これはトップチームのコーチをしていた大岩監督が、選手を正しく競争させたこともあるが、鹿島のサッカーがシンプルなスタイルだったことも大きい。フィジカルコンディションを優先して選手を入れ替えたとしても、戦術がシンプルであれば選手同士のコンビネーションが多少悪くても、なんとかなるものだ。

 だが、今の浦和はほぼ一定の選手たちでコンビネーションを高めていき、特殊な戦術を成熟させながら進化してきたチームだ。この場合、フィジカルコンディションを優先した競争で新たな選手を起用しても、試合になるとその新たな選手が加わったことが、かえってチーム全体の停滞を招くことになりかねない。

 それならば戦術を変えればいいという考えもあるが、これが浦和の場合はとても難しい。なぜなら、5年半かけて築いてきたペトロビッチ前監督のスタイルのサッカーでこそ輝く選手を集めてきたからだ。

 もちろん、選手たちは、プロフェッショナルだから求められたことはやり抜くはずだ。守備を固めるという指示があればそれを守るだろう。しかし、それだと、たとえば攻撃に特長を持つ槙野や森脇の最大の持ち味を消すことになってしまう。

 これは他の選手にも言えることで、いまの浦和にいる選手のほとんどが、ペトロビッチサッカーを成熟させるために集められた選手。言い換えると、鹿島のようなシンプルなサッカーでは、個々の持ち味が消えてしまう選手たちということでもある。

 そうしたメンバーが揃うチームのため、堀監督がペトロビッチ前監督と異なる方向性のサッカーをやろうと考えたとしても、それを実現するのは時間的制約などもあって、とても難しいだろう。

 堀新監督にバトンを託したのは、ペトロビッチ監督のもとでトップチームのコーチをしてきた経験を活かし、いいところを引き継ぎながら……という判断なのだと思う。ただ、それですぐにうまくいくような簡単なものだったら、世界中のサッカークラブが指揮官選びで右往左往することはない。

 これほど難しい状況で指揮を引き継いだ堀監督が、残りのシーズンでチームをどう立て直すのか。今シーズンのリーグ戦の優勝は難しい状況になったが、まだACLも勝ち残っているし、カップ戦もある。ここからが、本当の意味で浦和の底力が試される。

 また、来季以降の浦和について考えると、2、3年は苦しい状況が待っていると言えるだろう。

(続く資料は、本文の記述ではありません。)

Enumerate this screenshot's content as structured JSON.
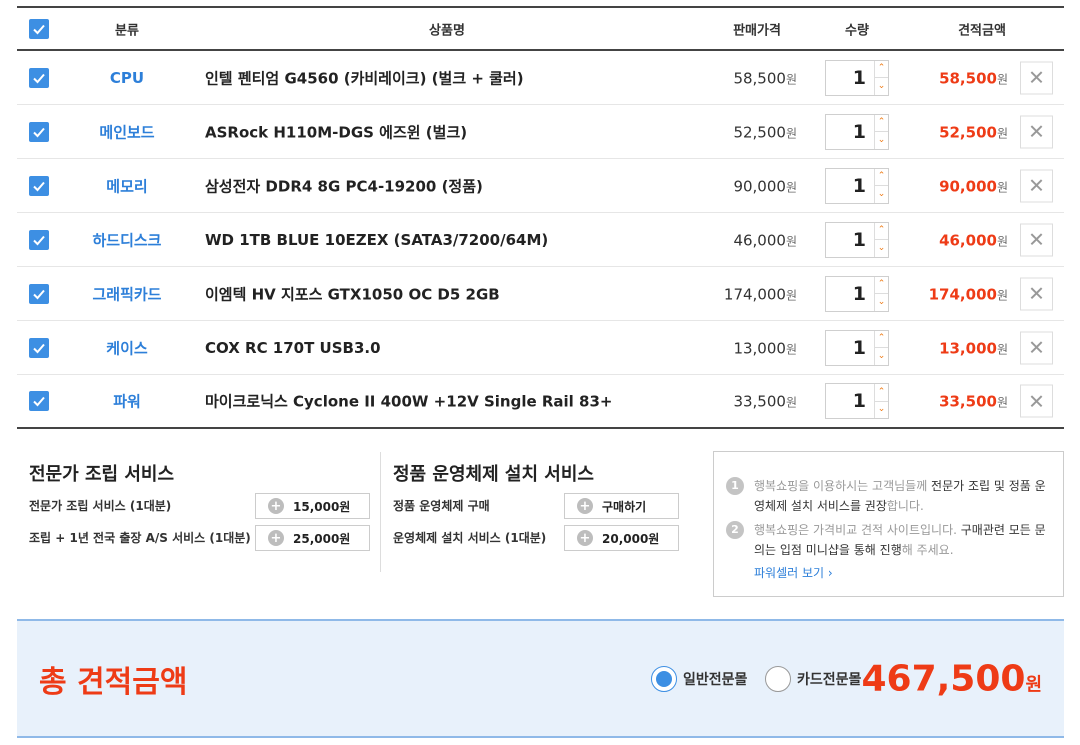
{
  "header": {
    "category": "분류",
    "product": "상품명",
    "price": "판매가격",
    "qty": "수량",
    "total": "견적금액"
  },
  "currency": "원",
  "items": [
    {
      "category": "CPU",
      "name": "인텔 펜티엄 G4560 (카비레이크) (벌크 + 쿨러)",
      "price": "58,500",
      "qty": "1",
      "total": "58,500"
    },
    {
      "category": "메인보드",
      "name": "ASRock H110M-DGS 에즈윈 (벌크)",
      "price": "52,500",
      "qty": "1",
      "total": "52,500"
    },
    {
      "category": "메모리",
      "name": "삼성전자 DDR4 8G PC4-19200 (정품)",
      "price": "90,000",
      "qty": "1",
      "total": "90,000"
    },
    {
      "category": "하드디스크",
      "name": "WD 1TB BLUE 10EZEX (SATA3/7200/64M)",
      "price": "46,000",
      "qty": "1",
      "total": "46,000"
    },
    {
      "category": "그래픽카드",
      "name": "이엠텍 HV 지포스 GTX1050 OC D5 2GB",
      "price": "174,000",
      "qty": "1",
      "total": "174,000"
    },
    {
      "category": "케이스",
      "name": "COX RC 170T USB3.0",
      "price": "13,000",
      "qty": "1",
      "total": "13,000"
    },
    {
      "category": "파워",
      "name": "마이크로닉스 Cyclone II 400W +12V Single Rail 83+",
      "price": "33,500",
      "qty": "1",
      "total": "33,500"
    }
  ],
  "assembly": {
    "title": "전문가 조립 서비스",
    "rows": [
      {
        "label": "전문가 조립 서비스 (1대분)",
        "button": "15,000원"
      },
      {
        "label": "조립 + 1년 전국 출장 A/S 서비스 (1대분)",
        "button": "25,000원"
      }
    ]
  },
  "os": {
    "title": "정품 운영체제 설치 서비스",
    "rows": [
      {
        "label": "정품 운영체제 구매",
        "button": "구매하기"
      },
      {
        "label": "운영체제 설치 서비스 (1대분)",
        "button": "20,000원"
      }
    ]
  },
  "info": {
    "item1": {
      "num": "1",
      "pre": "행복쇼핑을 이용하시는 고객님들께 ",
      "strong": "전문가 조립 및 정품 운영체제 설치 서비스를 권장",
      "post": "합니다."
    },
    "item2": {
      "num": "2",
      "pre": "행복쇼핑은 가격비교 견적 사이트입니다. ",
      "strong": "구매관련 모든 문의는 입점 미니샵을 통해 진행",
      "post": "해 주세요."
    },
    "link": "파워셀러 보기 ›"
  },
  "summary": {
    "title": "총 견적금액",
    "radio1": "일반전문몰",
    "radio2": "카드전문몰",
    "amount": "467,500",
    "unit": "원"
  },
  "colors": {
    "accent": "#3d8fe3",
    "price_red": "#ee3b16",
    "category_blue": "#2d7fd9"
  }
}
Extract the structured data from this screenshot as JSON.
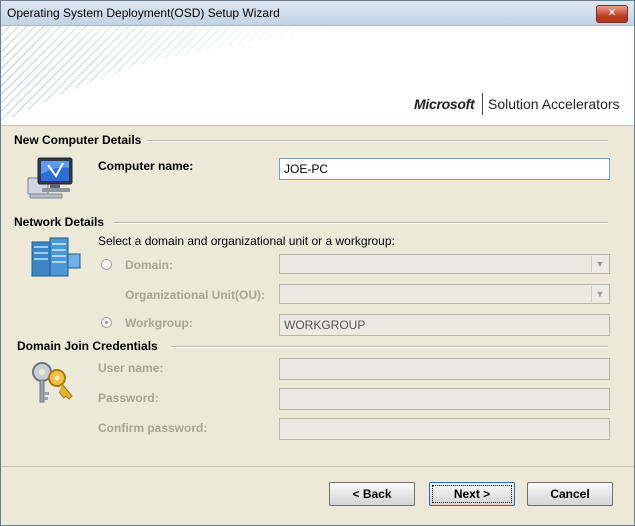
{
  "window": {
    "title": "Operating System Deployment(OSD) Setup Wizard",
    "close_label": "✕"
  },
  "banner": {
    "brand": "Microsoft",
    "product": "Solution Accelerators"
  },
  "sections": {
    "computer": {
      "heading": "New Computer Details",
      "computer_name_label": "Computer name:",
      "computer_name_value": "JOE-PC"
    },
    "network": {
      "heading": "Network Details",
      "instruction": "Select a domain and organizational unit or a workgroup:",
      "domain_label": "Domain:",
      "domain_value": "",
      "ou_label": "Organizational Unit(OU):",
      "ou_value": "",
      "workgroup_label": "Workgroup:",
      "workgroup_value": "WORKGROUP",
      "selected": "workgroup"
    },
    "credentials": {
      "heading": "Domain Join Credentials",
      "username_label": "User name:",
      "username_value": "",
      "password_label": "Password:",
      "password_value": "",
      "confirm_label": "Confirm password:",
      "confirm_value": ""
    }
  },
  "buttons": {
    "back": "< Back",
    "next": "Next >",
    "cancel": "Cancel"
  },
  "icons": {
    "computer": "computer-monitor-icon",
    "network": "server-network-icon",
    "credentials": "keys-icon"
  },
  "colors": {
    "dialog_bg": "#ece9d8",
    "close_button": "#c23f26",
    "field_border": "#7f9db9",
    "disabled_text": "#a8a496"
  }
}
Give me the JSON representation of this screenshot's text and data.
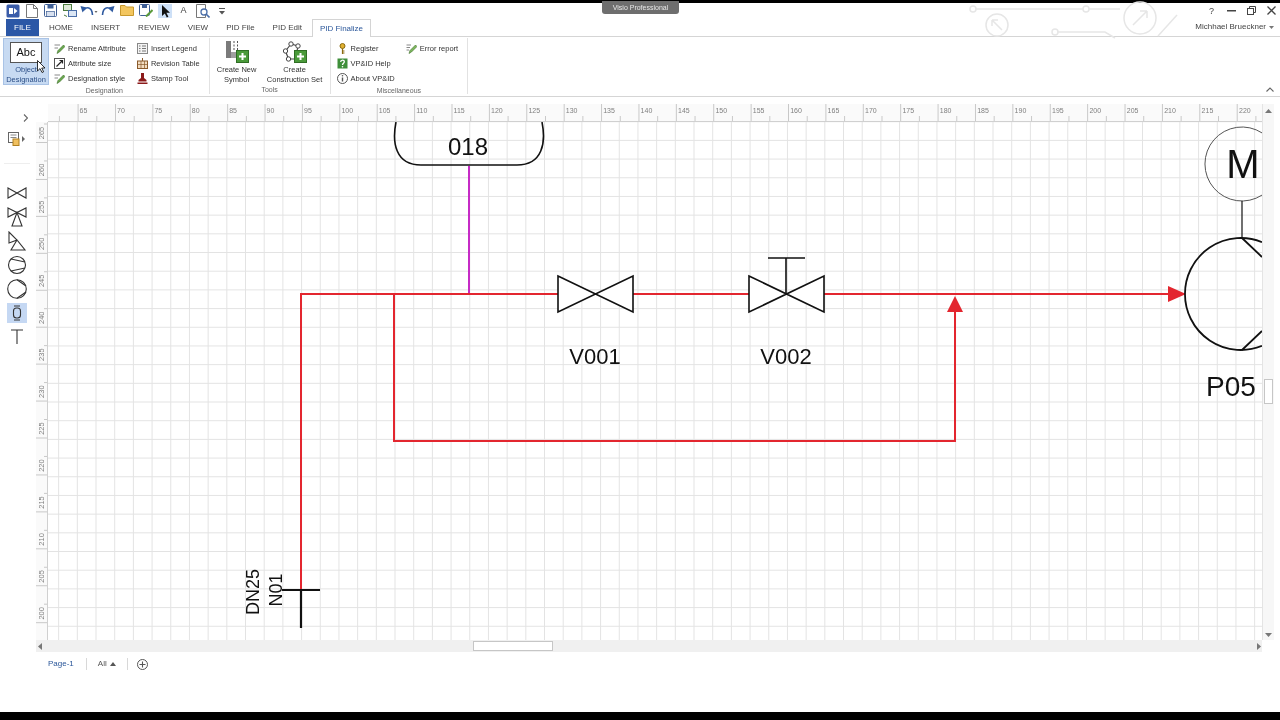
{
  "window": {
    "title": "Visio Professional",
    "help": "?",
    "user": "Michhael Brueckner"
  },
  "quick_access": [
    {
      "kind": "app",
      "selected": false
    },
    {
      "kind": "new",
      "selected": false
    },
    {
      "kind": "save",
      "selected": false
    },
    {
      "kind": "computers",
      "selected": false
    },
    {
      "kind": "undo",
      "selected": false
    },
    {
      "kind": "redo",
      "selected": false
    },
    {
      "kind": "open",
      "selected": false
    },
    {
      "kind": "save_as",
      "selected": false
    },
    {
      "kind": "pointer",
      "selected": true
    },
    {
      "kind": "text",
      "glyph": "A",
      "selected": false
    },
    {
      "kind": "preview",
      "selected": false
    },
    {
      "kind": "customize",
      "selected": false
    }
  ],
  "tabs": [
    {
      "label": "FILE",
      "kind": "backstage",
      "selected": false
    },
    {
      "label": "HOME",
      "kind": "tab",
      "selected": false
    },
    {
      "label": "INSERT",
      "kind": "tab",
      "selected": false
    },
    {
      "label": "REVIEW",
      "kind": "tab",
      "selected": false
    },
    {
      "label": "VIEW",
      "kind": "tab",
      "selected": false
    },
    {
      "label": "PID File",
      "kind": "tab",
      "selected": false
    },
    {
      "label": "PID Edit",
      "kind": "tab",
      "selected": false
    },
    {
      "label": "PID Finalize",
      "kind": "tab",
      "selected": true
    }
  ],
  "ribbon": {
    "groups": [
      {
        "label": "Designation",
        "items": [
          {
            "kind": "large",
            "label": "Object Designation",
            "icon_text": "Abc",
            "highlighted": true
          },
          {
            "kind": "small",
            "label": "Rename Attribute",
            "highlighted": false
          },
          {
            "kind": "small",
            "label": "Attribute size",
            "highlighted": false
          },
          {
            "kind": "small",
            "label": "Designation style",
            "highlighted": false
          },
          {
            "kind": "small",
            "label": "Insert Legend",
            "highlighted": false
          },
          {
            "kind": "small",
            "label": "Revision Table",
            "highlighted": false
          },
          {
            "kind": "small",
            "label": "Stamp Tool",
            "highlighted": false
          }
        ]
      },
      {
        "label": "Tools",
        "items": [
          {
            "kind": "large",
            "label": "Create New Symbol",
            "highlighted": false
          },
          {
            "kind": "large",
            "label": "Create Construction Set",
            "highlighted": false
          }
        ]
      },
      {
        "label": "Miscellaneous",
        "items": [
          {
            "kind": "small",
            "label": "Register",
            "highlighted": false
          },
          {
            "kind": "small",
            "label": "VP&ID Help",
            "highlighted": false
          },
          {
            "kind": "small",
            "label": "About VP&ID",
            "highlighted": false
          },
          {
            "kind": "small",
            "label": "Error report",
            "highlighted": false
          }
        ]
      }
    ]
  },
  "shapes_panel": {
    "shapes": [
      {
        "selected": false
      },
      {
        "selected": false
      },
      {
        "selected": false
      },
      {
        "selected": false
      },
      {
        "selected": false
      },
      {
        "selected": true
      },
      {
        "selected": false
      }
    ]
  },
  "rulers": {
    "horizontal": [
      "65",
      "70",
      "75",
      "80",
      "85",
      "90",
      "95",
      "100",
      "105",
      "110",
      "115",
      "120",
      "125",
      "130",
      "135",
      "140",
      "145",
      "150",
      "155",
      "160",
      "165",
      "170",
      "175",
      "180",
      "185",
      "190",
      "195",
      "200",
      "205",
      "210",
      "215",
      "220"
    ],
    "vertical": [
      "265",
      "260",
      "255",
      "250",
      "245",
      "240",
      "235",
      "230",
      "225",
      "220",
      "215",
      "210",
      "205",
      "200"
    ]
  },
  "diagram": {
    "vessel": {
      "label": "018"
    },
    "valves": [
      {
        "label": "V001",
        "kind": "manual"
      },
      {
        "label": "V002",
        "kind": "actuated"
      }
    ],
    "pump": {
      "label": "P05",
      "motor_label": "M"
    },
    "nozzle": {
      "label": "N01",
      "size": "DN25"
    }
  },
  "pages": {
    "tabs": [
      {
        "label": "Page-1",
        "selected": true
      }
    ],
    "all_label": "All"
  }
}
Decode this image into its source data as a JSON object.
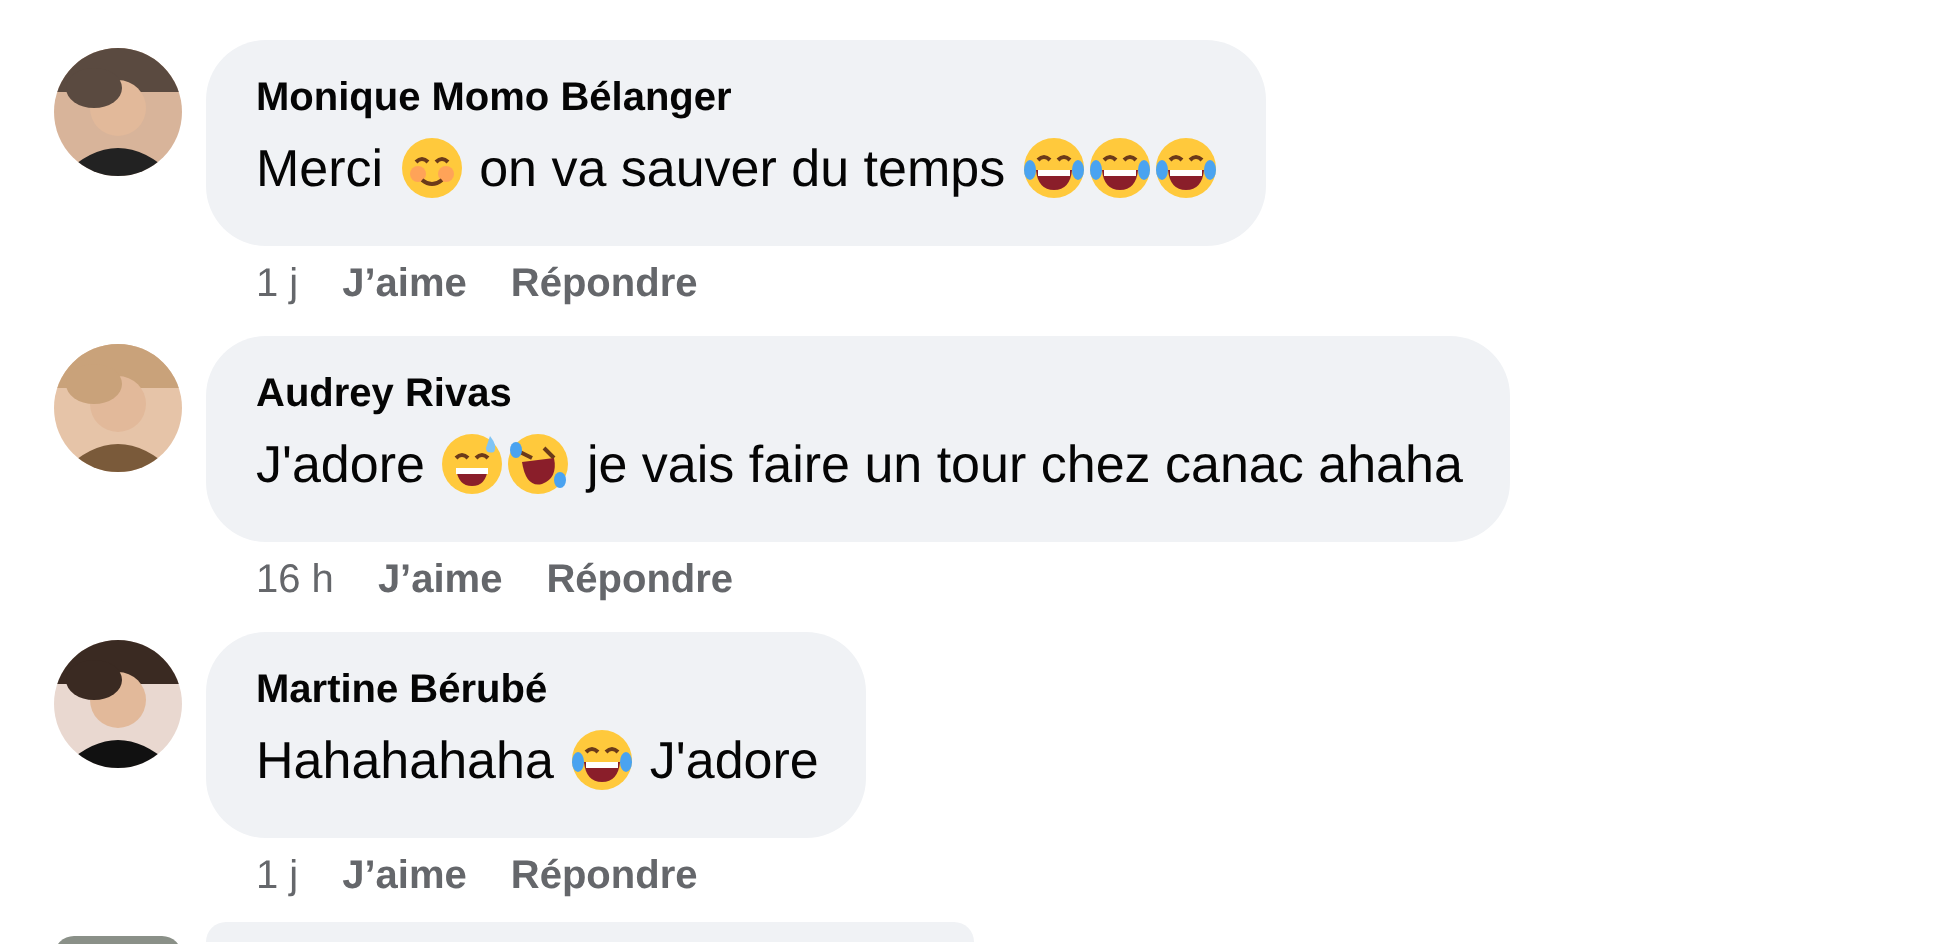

ペトロビッチ体制のもとでプレーしてきた選手たちの年齢が全体的に上がってきているからだ。さらに、ペトロビッチ・スタイルでこそ輝く選手たちが、他の戦術を採用したときに同じように輝けるとは限らない以上、新たな選手を獲得する必要も出てくる。

 いずれにしても、チームを大きく改造しなければならないなか、浦和レッズというクラブがどういった方向性を打ち出すのか、非常に興味深い。以前のような守りを固めてのカウンタースタイルに回帰していくのか。それとも、ペトロビッチ前監督の築いた攻撃的なサッカーをさらに進化させるのか。

 その舵の切り方によって、「Jリーグで圧倒的な数のサポーターを抱えるクラブ」にとどまるのか、それとも「名実ともにリーグを牽引するメガクラブ」になるのかが決まるといっても過言ではない。浦和というクラブがどういう覚悟を決め、どう決断するのか、大いに注目している。